Team will begin rebuilding process at Meadow Park

The Vancouver Canucks are coming back to Whistler for their training camp.

The news flew across the hockey blogosphere over the weekend, but on Monday Keith Tindle, manager of facilities for Meadow Park Sports Centre, confirmed that he received word the team would be coming.

“If they do the same thing as what they’ve done in the past, they will hold all of their ice workouts here at Meadow Park Sports Centre,” he said.

Tindle added that the dates have not been confirmed, and that the team could change its mind at any time as to where it will be training, but he estimates they could be practicing in Whistler in early September.

“We have heard that they are going to be doing that, but I think the dates are not confirmed yet, so we’re not exactly sure when it’s going to be,” he said. “Sometime in early to mid-September.”

Training camp is a time of year when National Hockey League teams determine who, out of their veteran and prospect players, will make the team for the next regular season. The itinerary for last year’s training camp, which took place at Victoria’s Bear Mountain Arena, showed that the first day was devoted to Prospect Testing, and then Prospect Camp the following day.

Next came veteran testing and the training camp itself, which took place over the course of three days. The end of training camp culminated in an intra-squad game between players who took part in the preceding practices.

Players who don’t make the team are often downgraded to the Manitoba Moose, the Canucks’ minor-league affiliate in the American Hockey League.

Tindle recalls that the Canucks held training camp in Whistler for four years in a row between 1999 and 2003, though he doesn’t seem completely certain that they’ll be back.

“They could change their mind and go somewhere else too,” he said. “I’m not the one who makes that decision.”

The Canucks have held training camps throughout British Columbia, in places like Courtenay, Powell River, Duncan and Parksville.

This year’s training camp is a critical one for a Canucks team that has undergone major changes since the last regular season.

General Manager Dave Nonis was fired in April after three seasons of managing the team. During his tenure he pulled off a blockbuster trade to acquire superstar goalie Roberto Luongo, who helped the Canucks to the second round of the 2007 playoffs before being knocked out by the Anaheim Ducks.

Since then former player agent Mike Gillis has been hired as GM and has faced pressure from fans and commentators to beef up the Canucks’ offensive lines and get the team more scoring.

Gillis’s moves have included drafting centre Cody Hodgson, who put up 40 goals and 85 points in 68 games for the Brampton Battalion of the Ontario Hockey League in the 2007-08 season.
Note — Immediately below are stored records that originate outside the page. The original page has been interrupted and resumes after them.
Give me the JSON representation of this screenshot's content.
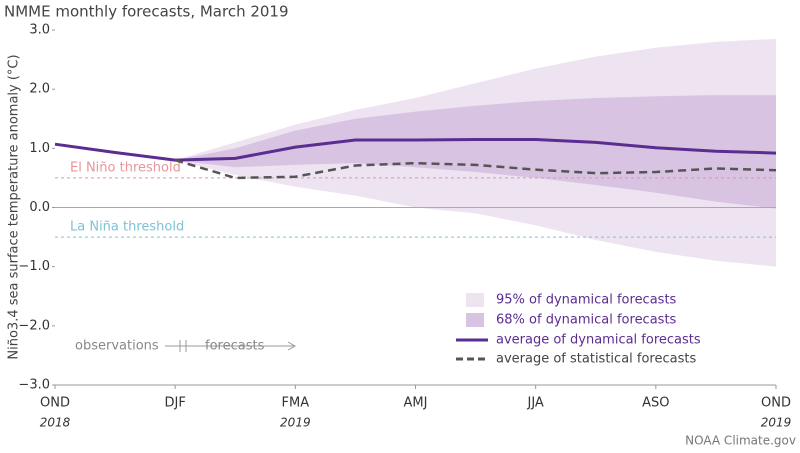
{
  "chart_data": {
    "type": "line",
    "title": "NMME monthly forecasts, March 2019",
    "y_label": "Niño3.4 sea surface temperature anomaly (°C)",
    "credit": "NOAA Climate.gov",
    "categories": [
      "OND",
      null,
      "DJF",
      null,
      "FMA",
      null,
      "AMJ",
      null,
      "JJA",
      null,
      "ASO",
      null,
      "OND"
    ],
    "category_years": [
      "2018",
      null,
      null,
      null,
      "2019",
      null,
      null,
      null,
      null,
      null,
      null,
      null,
      "2019"
    ],
    "ylim": [
      -3,
      3
    ],
    "yticks": [
      {
        "value": -3,
        "label": "−3.0"
      },
      {
        "value": -2,
        "label": "−2.0"
      },
      {
        "value": -1,
        "label": "−1.0"
      },
      {
        "value": 0,
        "label": "0.0"
      },
      {
        "value": 1,
        "label": "1.0"
      },
      {
        "value": 2,
        "label": "2.0"
      },
      {
        "value": 3,
        "label": "3.0"
      }
    ],
    "bands": [
      {
        "name": "95% of dynamical forecasts",
        "color": "#ede3f1",
        "upper": [
          null,
          null,
          0.8,
          1.1,
          1.4,
          1.65,
          1.85,
          2.1,
          2.35,
          2.55,
          2.7,
          2.8,
          2.85
        ],
        "lower": [
          null,
          null,
          0.8,
          0.55,
          0.35,
          0.2,
          0.0,
          -0.1,
          -0.3,
          -0.55,
          -0.75,
          -0.9,
          -1.0
        ]
      },
      {
        "name": "68% of dynamical forecasts",
        "color": "#d8c4e2",
        "upper": [
          null,
          null,
          0.8,
          1.0,
          1.3,
          1.5,
          1.62,
          1.72,
          1.8,
          1.85,
          1.88,
          1.9,
          1.9
        ],
        "lower": [
          null,
          null,
          0.8,
          0.68,
          0.72,
          0.75,
          0.68,
          0.6,
          0.5,
          0.38,
          0.25,
          0.1,
          -0.02
        ]
      }
    ],
    "series": [
      {
        "name": "average of dynamical forecasts",
        "color": "#5b2d91",
        "dashed": false,
        "values": [
          1.07,
          0.93,
          0.8,
          0.83,
          1.02,
          1.14,
          1.14,
          1.15,
          1.15,
          1.1,
          1.01,
          0.95,
          0.92
        ]
      },
      {
        "name": "average of statistical forecasts",
        "color": "#555555",
        "dashed": true,
        "values": [
          null,
          null,
          0.8,
          0.5,
          0.52,
          0.71,
          0.75,
          0.72,
          0.64,
          0.58,
          0.6,
          0.66,
          0.63
        ]
      }
    ],
    "thresholds": [
      {
        "label": "El Niño threshold",
        "value": 0.5,
        "color": "#e8959b"
      },
      {
        "label": "La Niña threshold",
        "value": -0.5,
        "color": "#7cc3d6"
      }
    ],
    "zero_line": 0,
    "annotation": {
      "left": "observations",
      "right": "forecasts"
    }
  }
}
They have also included acquiring right-winger Steve Bernier from the Buffalo Sabres. Bernier, 23, is entering his fourth season in the NHL and is seen as an emerging power forward who could play with Daniel and Henrik Sedin on the top offensive line.

Last season Bernier scored 16 goals and 32 points in 76 games between the Sabres and the San Jose Sharks.

Gillis has also acquired an enforcer in Darcy Hordichuk, formerly of the Nashville Predators. In 45 games he racked up 60 penalty minutes, many of them for fighting. At 6’1” and 215 pounds, he is expected to add more grit to the Canucks’ fourth line.

The Canucks are also waiting on a response from superstar centre Mats Sundin, who is mulling over a two-year, $20 million contract offer that Gillis made on July 1.